Some local groups in the comox valley are getting rewarded for their work to reduce GreenHouse Gas emissions. 

This year, through the Road to 2030 Challenge, the Comox Valley Regional District encouraged community members and organizations to apply for a grant that would help their GHG emission reducing ideas come to life. 

Thanks to those submissions, $27,000 was awarded to three projects.

The winning submissions were submitted under two of the focus areas, being carbon sequestration and food (e.g. production, security, or waste diversion), and the winners were chosen by a committee made up of community members, including some youth in the valley.

The winners were:

Edible Indigenous Plant Shelterbelt: Created by the Comox Youth Climate Council (CYCC) and Lush Valley Food Action Society for a grant Award of  $7,000.

The Edible Indigenous Plant Shelterbelt project falls within the “Food” focus area. The CYCC and Lush Valley Food Action Society will work together to design and install an Edible Indigenous Plant Shelterbelt/ Food Forest. This will provide opportunities to train youth in environmental restoration, permaculture design and edible foodscaping. This project will achieve GHG emission reductions by sequestering GHG locally through plant diversity and soil building. GHG reductions are also achieved by reducing the footprint of food transportation.

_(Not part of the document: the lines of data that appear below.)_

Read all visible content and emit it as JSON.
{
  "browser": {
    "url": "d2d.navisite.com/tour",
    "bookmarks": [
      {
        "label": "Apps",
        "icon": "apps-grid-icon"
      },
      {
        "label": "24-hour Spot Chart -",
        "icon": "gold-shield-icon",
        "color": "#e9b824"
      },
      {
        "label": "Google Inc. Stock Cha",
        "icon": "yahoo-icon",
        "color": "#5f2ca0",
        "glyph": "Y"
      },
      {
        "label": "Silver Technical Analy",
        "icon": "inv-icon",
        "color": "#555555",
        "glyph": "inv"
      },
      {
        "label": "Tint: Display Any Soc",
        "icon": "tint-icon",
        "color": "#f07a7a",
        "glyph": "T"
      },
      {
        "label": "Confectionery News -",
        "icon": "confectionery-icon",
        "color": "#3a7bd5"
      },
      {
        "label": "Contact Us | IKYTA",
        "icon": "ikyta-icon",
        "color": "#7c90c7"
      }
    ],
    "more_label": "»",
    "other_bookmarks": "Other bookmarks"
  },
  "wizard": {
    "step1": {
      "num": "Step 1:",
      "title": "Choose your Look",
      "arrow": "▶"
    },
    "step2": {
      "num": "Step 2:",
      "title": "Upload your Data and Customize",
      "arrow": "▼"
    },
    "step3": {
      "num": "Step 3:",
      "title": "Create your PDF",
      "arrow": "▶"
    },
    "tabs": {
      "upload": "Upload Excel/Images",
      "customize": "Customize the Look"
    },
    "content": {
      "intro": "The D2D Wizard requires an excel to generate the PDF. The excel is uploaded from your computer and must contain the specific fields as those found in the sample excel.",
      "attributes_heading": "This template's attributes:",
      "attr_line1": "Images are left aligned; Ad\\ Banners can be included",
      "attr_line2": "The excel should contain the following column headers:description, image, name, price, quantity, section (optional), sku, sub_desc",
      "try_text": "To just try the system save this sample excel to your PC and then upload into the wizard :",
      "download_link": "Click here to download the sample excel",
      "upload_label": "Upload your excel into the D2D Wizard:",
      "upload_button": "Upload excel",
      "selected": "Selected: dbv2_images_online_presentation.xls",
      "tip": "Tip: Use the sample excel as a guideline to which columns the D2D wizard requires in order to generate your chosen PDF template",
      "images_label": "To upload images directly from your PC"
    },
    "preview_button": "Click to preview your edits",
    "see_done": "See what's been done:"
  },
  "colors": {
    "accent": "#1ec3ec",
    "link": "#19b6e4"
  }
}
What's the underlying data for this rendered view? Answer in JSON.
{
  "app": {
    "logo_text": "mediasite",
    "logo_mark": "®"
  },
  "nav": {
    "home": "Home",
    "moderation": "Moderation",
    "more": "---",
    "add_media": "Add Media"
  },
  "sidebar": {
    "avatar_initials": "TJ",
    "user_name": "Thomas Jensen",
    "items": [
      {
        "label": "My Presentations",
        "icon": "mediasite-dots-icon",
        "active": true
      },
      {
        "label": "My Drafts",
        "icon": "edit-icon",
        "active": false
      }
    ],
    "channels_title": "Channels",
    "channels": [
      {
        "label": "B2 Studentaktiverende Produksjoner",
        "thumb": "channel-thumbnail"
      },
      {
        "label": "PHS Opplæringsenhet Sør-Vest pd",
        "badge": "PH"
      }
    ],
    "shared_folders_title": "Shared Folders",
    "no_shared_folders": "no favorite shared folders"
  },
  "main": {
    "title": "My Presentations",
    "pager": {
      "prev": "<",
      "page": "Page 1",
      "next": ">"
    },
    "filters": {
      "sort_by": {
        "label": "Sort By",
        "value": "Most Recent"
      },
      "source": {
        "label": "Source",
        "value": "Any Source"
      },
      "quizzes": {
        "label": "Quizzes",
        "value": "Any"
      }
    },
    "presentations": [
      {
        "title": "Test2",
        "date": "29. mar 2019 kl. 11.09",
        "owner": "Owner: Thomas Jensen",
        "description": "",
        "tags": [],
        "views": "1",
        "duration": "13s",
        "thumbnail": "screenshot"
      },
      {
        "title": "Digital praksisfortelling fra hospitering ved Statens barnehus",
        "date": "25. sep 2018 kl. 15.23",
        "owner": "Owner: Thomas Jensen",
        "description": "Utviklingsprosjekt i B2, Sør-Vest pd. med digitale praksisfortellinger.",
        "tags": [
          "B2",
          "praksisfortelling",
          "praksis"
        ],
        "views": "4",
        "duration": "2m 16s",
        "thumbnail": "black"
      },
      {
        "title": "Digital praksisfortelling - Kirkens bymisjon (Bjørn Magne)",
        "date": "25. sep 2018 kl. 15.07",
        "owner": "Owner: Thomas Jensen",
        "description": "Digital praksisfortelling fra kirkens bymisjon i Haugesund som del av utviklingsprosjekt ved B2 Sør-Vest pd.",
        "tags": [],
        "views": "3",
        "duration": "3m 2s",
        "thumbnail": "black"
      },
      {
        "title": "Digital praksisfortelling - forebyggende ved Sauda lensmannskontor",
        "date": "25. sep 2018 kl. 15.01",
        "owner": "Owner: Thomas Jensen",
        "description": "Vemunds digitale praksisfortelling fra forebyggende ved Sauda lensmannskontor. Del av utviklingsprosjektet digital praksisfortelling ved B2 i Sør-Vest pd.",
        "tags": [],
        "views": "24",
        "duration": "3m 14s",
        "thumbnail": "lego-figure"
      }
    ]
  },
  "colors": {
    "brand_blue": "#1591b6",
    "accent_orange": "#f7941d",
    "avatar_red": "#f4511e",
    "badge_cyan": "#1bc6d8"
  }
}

Additional Community Benefits: Local food distribution through the Good Food Box & Hot Meals program, regenerative agriculture and education, community collaboration and intergenerational connections, filtration of runoff by the Tsolum River, water conservation techniques, bioremediation and phytoremediation.

Trees for Tomorrow: Created by Conservancy Hornby Island for a grant Award of  $9,000.

Project Summary

Trees for Tomorrow (T4T) is a project by Conservancy Hornby Island that falls into the “Sequestration” focus area. T4T focuses on working with the community to plant trees to fight climate change. This project helps achieve GHG reductions by planting the right tree varieties and mixes in the right locations in order to optimize carbon sequestration potential.

Additional Community Benefits: Established alliances with tree growers, conservancy groups and First Nations, partnerships with not for profit conservancy groups and creating partnerships through targeted infill areas, biodiversity and wildlife habitat creation and the storing and cleansing of water.

Lower Perseverance Corridor Project: Created by the Cumberland Forest Community Society for a grant Award of $11,000

Project Summary

The Lower Perseverance Corridor Project is working on protecting 12 ha of an important piece of riparian and upland forest. The second growth forest has trees ranging from 90 to 110 years and 2 ha is at immediate risk. This project will contribute to the protection of a community carbon sink which sequesters carbon and contributes to avoided emissions by the prevention of harvesting. This project falls within the “Sequestration” focus area.

Additional Community Benefits: Community dialogue and research with the K’ómoks First Nation, biodiversity protection and the protection and restoration of an important riparian and upland, ecological and heritage corridor accessibility providing linkages for the public and interpretive activities.